A pesar de tener el apoyo de un puñado de colegas como los doctores Skoda, Rokitansky, Hébra, Heller y Helm, en los estratos más altos del hospital prevaleció la opinión del doctor Klein, por lo que Semmelweis fue expulsado de la Maternidad.
“Si tuviera que haber un padre para el lavado de manos, sería Ignaz Semmelweis”, afirmó Miryam Wahrman, profesora de biología en la Universidad William Paterson en Nueva Jersey y autora de The Hand Book: Surviving in a Germ-Filled World.
Semmelweis fue despedido y fue desacreditado. Debió trabajar en un hospital menor hasta caer en la pobreza. Desahuciado, terminó sus días en un centro para enfermos psiquiátricos. En su último intento por demostrar su teoría —y ya con un principio de alzhéimer— se inyectó con un residuo de una necropsia. Así, se ocasionó una septicemia que lo mató a los 47 años.

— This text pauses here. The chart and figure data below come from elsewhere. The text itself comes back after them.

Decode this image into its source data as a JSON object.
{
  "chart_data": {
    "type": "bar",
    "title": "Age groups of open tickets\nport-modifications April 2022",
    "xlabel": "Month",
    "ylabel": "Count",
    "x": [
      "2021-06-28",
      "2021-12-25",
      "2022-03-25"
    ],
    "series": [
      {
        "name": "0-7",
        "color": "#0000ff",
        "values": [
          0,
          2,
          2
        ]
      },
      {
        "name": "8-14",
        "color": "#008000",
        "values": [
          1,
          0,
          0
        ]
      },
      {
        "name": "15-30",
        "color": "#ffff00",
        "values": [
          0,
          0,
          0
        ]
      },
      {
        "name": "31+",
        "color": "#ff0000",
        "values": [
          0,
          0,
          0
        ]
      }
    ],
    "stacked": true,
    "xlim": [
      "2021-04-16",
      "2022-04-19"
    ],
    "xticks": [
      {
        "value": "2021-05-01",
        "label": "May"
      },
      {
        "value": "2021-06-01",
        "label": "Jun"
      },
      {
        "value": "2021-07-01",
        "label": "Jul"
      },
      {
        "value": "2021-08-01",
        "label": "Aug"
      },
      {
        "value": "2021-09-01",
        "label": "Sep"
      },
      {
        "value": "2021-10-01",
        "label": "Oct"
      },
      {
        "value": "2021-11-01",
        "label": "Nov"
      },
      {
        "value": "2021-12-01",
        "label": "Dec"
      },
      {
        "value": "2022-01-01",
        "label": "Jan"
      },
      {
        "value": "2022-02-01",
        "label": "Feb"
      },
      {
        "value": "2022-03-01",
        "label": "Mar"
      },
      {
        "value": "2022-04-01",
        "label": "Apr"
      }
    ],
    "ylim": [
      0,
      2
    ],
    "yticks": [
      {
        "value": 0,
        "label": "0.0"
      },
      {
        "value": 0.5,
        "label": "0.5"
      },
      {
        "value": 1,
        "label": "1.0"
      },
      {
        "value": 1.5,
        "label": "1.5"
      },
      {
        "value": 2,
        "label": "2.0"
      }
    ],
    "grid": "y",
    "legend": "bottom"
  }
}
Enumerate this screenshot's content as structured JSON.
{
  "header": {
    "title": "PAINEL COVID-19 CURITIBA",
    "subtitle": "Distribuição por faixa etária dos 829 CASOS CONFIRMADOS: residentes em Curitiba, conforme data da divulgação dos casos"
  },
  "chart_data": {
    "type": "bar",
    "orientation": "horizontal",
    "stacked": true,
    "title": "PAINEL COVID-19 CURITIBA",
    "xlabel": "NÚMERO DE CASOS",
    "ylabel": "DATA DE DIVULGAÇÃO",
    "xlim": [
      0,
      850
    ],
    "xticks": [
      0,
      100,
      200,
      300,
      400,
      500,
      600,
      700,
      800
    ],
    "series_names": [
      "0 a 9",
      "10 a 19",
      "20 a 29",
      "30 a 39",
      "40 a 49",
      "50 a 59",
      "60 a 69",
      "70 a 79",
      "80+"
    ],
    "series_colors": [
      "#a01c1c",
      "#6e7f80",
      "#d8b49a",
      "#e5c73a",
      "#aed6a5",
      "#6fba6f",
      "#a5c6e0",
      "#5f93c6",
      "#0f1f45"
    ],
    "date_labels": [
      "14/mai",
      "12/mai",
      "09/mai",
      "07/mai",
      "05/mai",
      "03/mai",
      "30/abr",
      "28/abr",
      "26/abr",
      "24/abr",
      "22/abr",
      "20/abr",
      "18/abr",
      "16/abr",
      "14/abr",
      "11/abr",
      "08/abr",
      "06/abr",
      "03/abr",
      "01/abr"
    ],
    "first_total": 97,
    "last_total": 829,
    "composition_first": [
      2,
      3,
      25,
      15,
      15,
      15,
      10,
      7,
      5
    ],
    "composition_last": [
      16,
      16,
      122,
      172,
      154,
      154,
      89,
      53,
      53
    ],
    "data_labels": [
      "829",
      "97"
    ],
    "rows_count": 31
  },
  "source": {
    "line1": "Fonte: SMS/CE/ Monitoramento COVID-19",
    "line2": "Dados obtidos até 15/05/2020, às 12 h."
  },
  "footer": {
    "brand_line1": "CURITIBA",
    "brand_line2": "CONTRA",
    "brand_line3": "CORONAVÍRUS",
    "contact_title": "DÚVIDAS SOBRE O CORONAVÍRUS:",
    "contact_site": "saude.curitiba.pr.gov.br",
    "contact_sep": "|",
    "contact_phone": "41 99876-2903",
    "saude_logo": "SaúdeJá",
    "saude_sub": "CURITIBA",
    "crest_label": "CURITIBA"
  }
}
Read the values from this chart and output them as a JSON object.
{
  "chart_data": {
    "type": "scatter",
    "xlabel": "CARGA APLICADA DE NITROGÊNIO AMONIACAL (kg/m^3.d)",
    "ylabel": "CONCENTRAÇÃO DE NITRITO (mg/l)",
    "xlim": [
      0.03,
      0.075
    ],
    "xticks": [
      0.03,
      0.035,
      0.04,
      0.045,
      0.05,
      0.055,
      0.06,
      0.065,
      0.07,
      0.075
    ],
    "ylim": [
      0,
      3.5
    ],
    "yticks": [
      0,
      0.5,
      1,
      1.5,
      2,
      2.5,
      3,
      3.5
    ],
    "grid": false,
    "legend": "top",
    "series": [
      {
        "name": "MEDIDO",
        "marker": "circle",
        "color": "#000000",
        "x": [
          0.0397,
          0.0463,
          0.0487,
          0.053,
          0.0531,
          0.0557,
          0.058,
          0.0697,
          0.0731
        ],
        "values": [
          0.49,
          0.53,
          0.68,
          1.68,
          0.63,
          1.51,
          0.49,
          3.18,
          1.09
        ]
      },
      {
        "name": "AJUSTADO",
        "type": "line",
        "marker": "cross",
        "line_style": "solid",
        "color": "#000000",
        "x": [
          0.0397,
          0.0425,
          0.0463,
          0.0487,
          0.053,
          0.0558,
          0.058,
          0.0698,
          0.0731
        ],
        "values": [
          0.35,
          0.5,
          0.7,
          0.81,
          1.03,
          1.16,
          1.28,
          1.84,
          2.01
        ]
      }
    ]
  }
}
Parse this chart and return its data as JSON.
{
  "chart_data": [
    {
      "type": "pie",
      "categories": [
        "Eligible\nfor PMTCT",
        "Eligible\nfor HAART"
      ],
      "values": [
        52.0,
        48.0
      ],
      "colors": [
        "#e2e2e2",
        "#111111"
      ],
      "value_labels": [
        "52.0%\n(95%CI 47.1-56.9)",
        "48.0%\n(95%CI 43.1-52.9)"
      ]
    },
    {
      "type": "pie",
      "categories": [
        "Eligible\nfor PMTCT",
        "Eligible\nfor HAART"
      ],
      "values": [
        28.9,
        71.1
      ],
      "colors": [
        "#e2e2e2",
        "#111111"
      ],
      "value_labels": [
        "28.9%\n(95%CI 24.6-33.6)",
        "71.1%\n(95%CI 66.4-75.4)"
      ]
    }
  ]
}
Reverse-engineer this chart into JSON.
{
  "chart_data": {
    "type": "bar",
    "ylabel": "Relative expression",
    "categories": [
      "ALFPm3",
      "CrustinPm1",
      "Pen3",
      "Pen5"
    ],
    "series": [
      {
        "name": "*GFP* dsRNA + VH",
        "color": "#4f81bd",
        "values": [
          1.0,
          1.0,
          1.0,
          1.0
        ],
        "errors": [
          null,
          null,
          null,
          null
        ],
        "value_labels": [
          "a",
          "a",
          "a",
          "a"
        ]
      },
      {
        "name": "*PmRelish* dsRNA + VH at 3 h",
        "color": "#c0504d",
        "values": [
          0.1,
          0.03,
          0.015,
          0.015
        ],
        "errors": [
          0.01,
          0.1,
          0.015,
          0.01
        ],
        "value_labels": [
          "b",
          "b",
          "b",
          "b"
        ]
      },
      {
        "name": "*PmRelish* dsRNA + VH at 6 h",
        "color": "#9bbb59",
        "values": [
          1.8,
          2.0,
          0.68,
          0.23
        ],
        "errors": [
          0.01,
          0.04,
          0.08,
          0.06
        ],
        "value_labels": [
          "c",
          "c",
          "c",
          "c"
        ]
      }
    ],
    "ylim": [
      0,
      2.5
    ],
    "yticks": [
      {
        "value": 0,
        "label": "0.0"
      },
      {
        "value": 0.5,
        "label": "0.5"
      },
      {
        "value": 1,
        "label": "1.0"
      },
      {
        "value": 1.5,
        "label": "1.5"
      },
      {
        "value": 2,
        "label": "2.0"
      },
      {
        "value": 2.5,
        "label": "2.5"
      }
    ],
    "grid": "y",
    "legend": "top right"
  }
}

Fue un mártir de la medicina y hoy es considerado el padre del lavado de manos.
El reconocimiento de la asepsia fue para el británico, Joseph Lister, que en 1877 ejecutó la primera operación en condiciones antisépticas, irrigando con unos aspersores la zona quirúrgica, cuya técnica quirúrgica tuvo repercusiones mundiales.
Hoy, el Hospicio General de Viena es actualmente un edificio rosa con rejas negra que en su jardín puede verse la estatua de un hombre sobre un pedestal que representa al profesor Semmelweis. Debajo lo mira una madre con su hijo en brazos. Más abajo yace una placa cuya inscripción dice: “El salvador de las madres”.